Bishop Talley said his friendship with Msgr. Giusta was “a wonderful gift of God.” He leaned on the Italian native when he studied in Rome in the 1990s and even visited his family. The bishop said he approached Msgr. Giusta for the unique Texas project because the priest loved cultures, reinforced with a master’s degree from Syracuse University in cultural anthropology.
The project appealed to Msgr. Giusta because he wanted to expand the understanding of future Atlanta priests of what the church would look like and of the culture of the people on the margins they would serve, said Bishop Talley.
“He heard the call of Jesus to go into the hinterlands,” said the bishop.
Father Paul Williams spent two years on the project, with Msgr. Giusta. He said the experience was a springboard to his ministry at one of the largest bilingual parishes in the archdiocese, St. Joseph Church, Dalton.
“Msgr. Giusta was a delightful man, a beautiful priest, and will be greatly missed,” he said.
Father Williams said Msgr. Giusta served as a role model for current and future priests with his affection for Mexico, the Mexican people and their culture. In an extension of his work in the Southwest, Msgr. Giusta was named an assistant vocations director to assist possible seminarian candidates coming from Mexico to the Atlanta Archdiocese.
“He understood them and loved them. When he recruited potential seminarians from Mexico, he would go not only to their seminaries but to their family home, to get to know them,” Father Williams said.
Msgr. Giusta was given the honor of being named a monsignor in 2001 and continued to serve in El Paso until July 2002 when he was called back to Georgia to become pastor of Sacred Heart Church, Atlanta, and then St. John Neumann Church, Lilburn.
Serving patients at Emory
His next place of ministry was serving as the first full-time Catholic chaplain at Emory Healthcare Services, which he took on when he found, after a few months of retirement, that he was anxious to get back into ministry. He took on pastoral care at the medical facilities operated by the Emory Healthcare System, including Emory University and Emory University Midtown hospitals and Wesley Woods Geriatric Center. Although a priest for decades, he knew he could learn more. He brushed up on hospital ministry with courses at the Candler School of Theology at Emory.
In a 2008 interview about this ministry, he said he learned at times the patient could be the teacher to inspire faith. He said, “First of all, you pray fast. More than anything else, I listen.”
For nine years, Robin Brown-Haithco worked with Msgr. Giusta caring for the spiritual needs of patients.

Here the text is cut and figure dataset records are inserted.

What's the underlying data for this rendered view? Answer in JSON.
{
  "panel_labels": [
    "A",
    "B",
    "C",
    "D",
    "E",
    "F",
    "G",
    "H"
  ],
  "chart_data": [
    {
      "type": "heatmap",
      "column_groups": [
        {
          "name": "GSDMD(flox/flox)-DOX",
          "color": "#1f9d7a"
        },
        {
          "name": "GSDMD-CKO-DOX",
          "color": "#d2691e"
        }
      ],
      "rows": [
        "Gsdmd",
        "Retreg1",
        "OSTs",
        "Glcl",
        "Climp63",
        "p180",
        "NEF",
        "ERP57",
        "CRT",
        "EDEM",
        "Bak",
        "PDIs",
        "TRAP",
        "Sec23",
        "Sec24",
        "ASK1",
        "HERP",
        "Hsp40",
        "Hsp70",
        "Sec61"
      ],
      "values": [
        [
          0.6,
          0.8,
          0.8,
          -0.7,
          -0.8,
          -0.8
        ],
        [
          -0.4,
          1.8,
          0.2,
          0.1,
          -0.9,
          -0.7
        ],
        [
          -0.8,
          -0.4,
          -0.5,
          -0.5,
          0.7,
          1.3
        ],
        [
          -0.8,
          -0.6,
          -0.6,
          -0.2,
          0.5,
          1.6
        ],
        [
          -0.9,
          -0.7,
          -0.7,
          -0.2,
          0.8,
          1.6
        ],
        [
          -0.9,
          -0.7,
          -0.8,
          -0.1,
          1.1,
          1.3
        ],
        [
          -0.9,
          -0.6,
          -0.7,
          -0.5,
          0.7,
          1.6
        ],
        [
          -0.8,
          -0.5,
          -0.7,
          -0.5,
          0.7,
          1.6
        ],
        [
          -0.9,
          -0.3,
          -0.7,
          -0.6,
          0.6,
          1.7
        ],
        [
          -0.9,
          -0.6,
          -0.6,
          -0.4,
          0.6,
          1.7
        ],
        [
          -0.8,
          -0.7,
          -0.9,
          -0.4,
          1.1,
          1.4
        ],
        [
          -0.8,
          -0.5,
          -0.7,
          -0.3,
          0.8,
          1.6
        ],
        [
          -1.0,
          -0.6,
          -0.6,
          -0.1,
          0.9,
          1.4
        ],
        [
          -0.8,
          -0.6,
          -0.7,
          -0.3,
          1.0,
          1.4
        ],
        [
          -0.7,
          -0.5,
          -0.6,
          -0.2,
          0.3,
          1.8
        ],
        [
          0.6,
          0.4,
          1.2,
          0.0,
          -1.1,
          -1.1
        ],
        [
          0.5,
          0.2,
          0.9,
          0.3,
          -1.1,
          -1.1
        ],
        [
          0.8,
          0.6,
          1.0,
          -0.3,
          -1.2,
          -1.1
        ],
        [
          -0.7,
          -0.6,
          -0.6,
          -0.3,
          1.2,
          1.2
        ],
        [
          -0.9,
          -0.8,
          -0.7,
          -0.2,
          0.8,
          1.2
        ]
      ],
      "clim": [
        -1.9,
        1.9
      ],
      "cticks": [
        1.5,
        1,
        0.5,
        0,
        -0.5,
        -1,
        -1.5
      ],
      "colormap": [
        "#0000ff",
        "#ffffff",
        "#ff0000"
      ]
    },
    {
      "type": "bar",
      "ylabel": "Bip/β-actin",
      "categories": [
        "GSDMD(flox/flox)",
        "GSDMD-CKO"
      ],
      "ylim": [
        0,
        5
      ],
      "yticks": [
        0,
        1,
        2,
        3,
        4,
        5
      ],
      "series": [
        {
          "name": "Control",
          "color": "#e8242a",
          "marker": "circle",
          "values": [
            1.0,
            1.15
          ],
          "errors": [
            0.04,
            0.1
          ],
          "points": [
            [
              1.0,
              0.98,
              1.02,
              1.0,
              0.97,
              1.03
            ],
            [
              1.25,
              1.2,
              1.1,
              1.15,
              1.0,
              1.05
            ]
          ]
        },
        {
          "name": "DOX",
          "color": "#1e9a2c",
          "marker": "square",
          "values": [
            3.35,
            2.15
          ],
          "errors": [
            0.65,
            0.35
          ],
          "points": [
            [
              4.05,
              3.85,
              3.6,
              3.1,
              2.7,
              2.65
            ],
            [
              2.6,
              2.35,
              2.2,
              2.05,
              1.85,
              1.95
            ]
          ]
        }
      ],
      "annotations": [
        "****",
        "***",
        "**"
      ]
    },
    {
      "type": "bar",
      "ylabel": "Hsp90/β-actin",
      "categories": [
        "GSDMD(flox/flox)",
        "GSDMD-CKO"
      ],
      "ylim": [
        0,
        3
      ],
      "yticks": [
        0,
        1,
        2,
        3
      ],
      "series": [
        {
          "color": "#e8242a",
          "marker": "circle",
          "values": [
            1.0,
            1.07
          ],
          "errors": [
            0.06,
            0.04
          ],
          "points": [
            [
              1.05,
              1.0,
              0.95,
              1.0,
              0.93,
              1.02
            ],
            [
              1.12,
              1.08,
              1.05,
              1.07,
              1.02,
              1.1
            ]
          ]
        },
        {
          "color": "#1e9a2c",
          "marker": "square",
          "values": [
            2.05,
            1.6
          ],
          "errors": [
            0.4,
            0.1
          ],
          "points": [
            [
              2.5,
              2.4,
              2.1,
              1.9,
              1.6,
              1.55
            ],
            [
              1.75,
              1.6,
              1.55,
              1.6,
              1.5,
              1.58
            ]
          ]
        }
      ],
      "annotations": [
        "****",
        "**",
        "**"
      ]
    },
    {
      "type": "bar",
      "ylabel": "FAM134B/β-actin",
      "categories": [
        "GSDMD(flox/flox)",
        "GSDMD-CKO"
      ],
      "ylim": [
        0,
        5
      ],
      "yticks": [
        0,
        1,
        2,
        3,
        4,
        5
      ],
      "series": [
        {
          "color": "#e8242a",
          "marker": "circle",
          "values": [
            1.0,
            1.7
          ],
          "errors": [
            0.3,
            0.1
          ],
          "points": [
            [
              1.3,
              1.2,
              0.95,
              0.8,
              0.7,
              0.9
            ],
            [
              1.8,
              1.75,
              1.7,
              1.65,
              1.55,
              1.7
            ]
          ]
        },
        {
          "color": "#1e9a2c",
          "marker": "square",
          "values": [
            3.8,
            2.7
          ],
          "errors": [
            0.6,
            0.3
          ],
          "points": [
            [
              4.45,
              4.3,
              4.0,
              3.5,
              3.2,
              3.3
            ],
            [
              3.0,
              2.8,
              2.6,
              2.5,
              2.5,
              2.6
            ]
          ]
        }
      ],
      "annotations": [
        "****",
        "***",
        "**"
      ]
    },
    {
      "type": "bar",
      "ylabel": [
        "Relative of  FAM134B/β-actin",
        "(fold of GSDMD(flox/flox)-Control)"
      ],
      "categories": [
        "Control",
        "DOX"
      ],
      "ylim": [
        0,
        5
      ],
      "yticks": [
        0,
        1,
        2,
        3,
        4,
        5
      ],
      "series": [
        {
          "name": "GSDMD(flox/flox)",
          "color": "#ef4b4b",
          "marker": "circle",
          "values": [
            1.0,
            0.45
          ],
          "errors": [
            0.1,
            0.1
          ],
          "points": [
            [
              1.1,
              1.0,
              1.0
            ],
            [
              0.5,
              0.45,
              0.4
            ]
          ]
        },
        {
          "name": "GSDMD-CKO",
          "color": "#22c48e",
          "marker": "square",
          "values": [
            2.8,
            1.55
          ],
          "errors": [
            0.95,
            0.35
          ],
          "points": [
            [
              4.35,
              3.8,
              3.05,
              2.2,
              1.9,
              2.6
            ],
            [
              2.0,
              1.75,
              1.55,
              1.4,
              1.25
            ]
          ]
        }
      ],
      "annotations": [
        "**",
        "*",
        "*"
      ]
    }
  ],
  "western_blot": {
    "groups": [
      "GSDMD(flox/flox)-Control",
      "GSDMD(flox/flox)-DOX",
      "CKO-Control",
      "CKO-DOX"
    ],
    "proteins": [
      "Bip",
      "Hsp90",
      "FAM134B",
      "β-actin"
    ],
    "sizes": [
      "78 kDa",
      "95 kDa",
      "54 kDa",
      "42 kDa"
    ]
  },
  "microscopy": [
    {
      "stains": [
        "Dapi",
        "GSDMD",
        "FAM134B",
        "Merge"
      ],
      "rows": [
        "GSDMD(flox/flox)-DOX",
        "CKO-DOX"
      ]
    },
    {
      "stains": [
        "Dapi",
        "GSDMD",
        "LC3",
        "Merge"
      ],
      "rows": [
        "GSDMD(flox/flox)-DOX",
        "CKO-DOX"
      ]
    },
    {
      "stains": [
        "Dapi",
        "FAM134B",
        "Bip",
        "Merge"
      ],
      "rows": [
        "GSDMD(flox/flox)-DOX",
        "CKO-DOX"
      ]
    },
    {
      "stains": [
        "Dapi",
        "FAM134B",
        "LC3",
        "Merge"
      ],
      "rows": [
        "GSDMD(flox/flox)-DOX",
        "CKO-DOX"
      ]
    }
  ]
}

“Father Frank was a priest who was available at all times, literally. Father Frank would want to hold the (emergency) pager. He’d respond to those calls” in the early morning hours to spend time with patients and families, said Brown-Haithco, the director of spiritual help and staff support.
She said hospital staff could see how his focus was on the “care for others” in a very down-to-earth manner. And he wanted the best for staff, too, she said. “He was always willing to challenge us to live our vocational call.”
He is survived by two brothers, both living in Italy.